How to go about rebanking the UK

Never in the field of human politics has one political speech been leaked so often by so few. Or so you might think about Ed Miliband’s economics speech, due for delivery on Friday.

Yesterday, it was about the middle classes – which just happened to coincide with the publication of my new improved, updated and ‘affordable’ book Broke: How to Survive the Middle Class Crisis.

Today, it was competition in the banking sector where they flagged the idea of a market cap, an important idea – if it can get over the horror of that kind of thing in the Treasury.

It is hugely important that Miliband has committed to building the diversity of UK banking, but there are two problems with this:

First, his colleague Ed Balls has been opposed to this agenda practically since the womb, so it would be strange if he had suddenly undergone some kind of Pauline conversion.  The fear is that it will be read as a piece of Labour positioning, part of an internal power struggle, rather than a serious contribution to policy.

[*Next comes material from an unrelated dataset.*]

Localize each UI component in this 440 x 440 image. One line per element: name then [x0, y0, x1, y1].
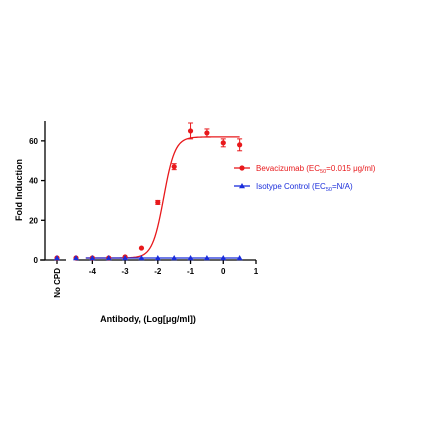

Second, there are other ways of achieving the same objective.  A market cap would be vulnerable to legal challenge and it would be fought through the courts by the big banks.  There are European dimensions to the whole thing.

If this was the centrepiece of Labour’s strategy, there would need to be something else in reserve – if we are going to see real diversity in the local banking market in the UK, as other countries have, and to their huge economic benefit.

It so happens that, with the help of the Joseph Rowntree Reform Trust, I was working with Lib Dems in the Lords to develop implementable approaches to creating a new local banking infrastructure in the UK.

It is far-reaching and, what’s more, it can be done – and relatively quickly.  You can read the results here, published today.

The irony is that the Lib Dems were the only party to commit to baking diversity in their 2010 manifesto.  It would be ironic if they were outflanked on their own issue by Miliband.

But I don’t think they will be.  The commitment to diversity by the Lib Dems is far deeper than it is in Labour.  In any case, coalition or no coalition, it will require at least two parties to push through anything remotely like this.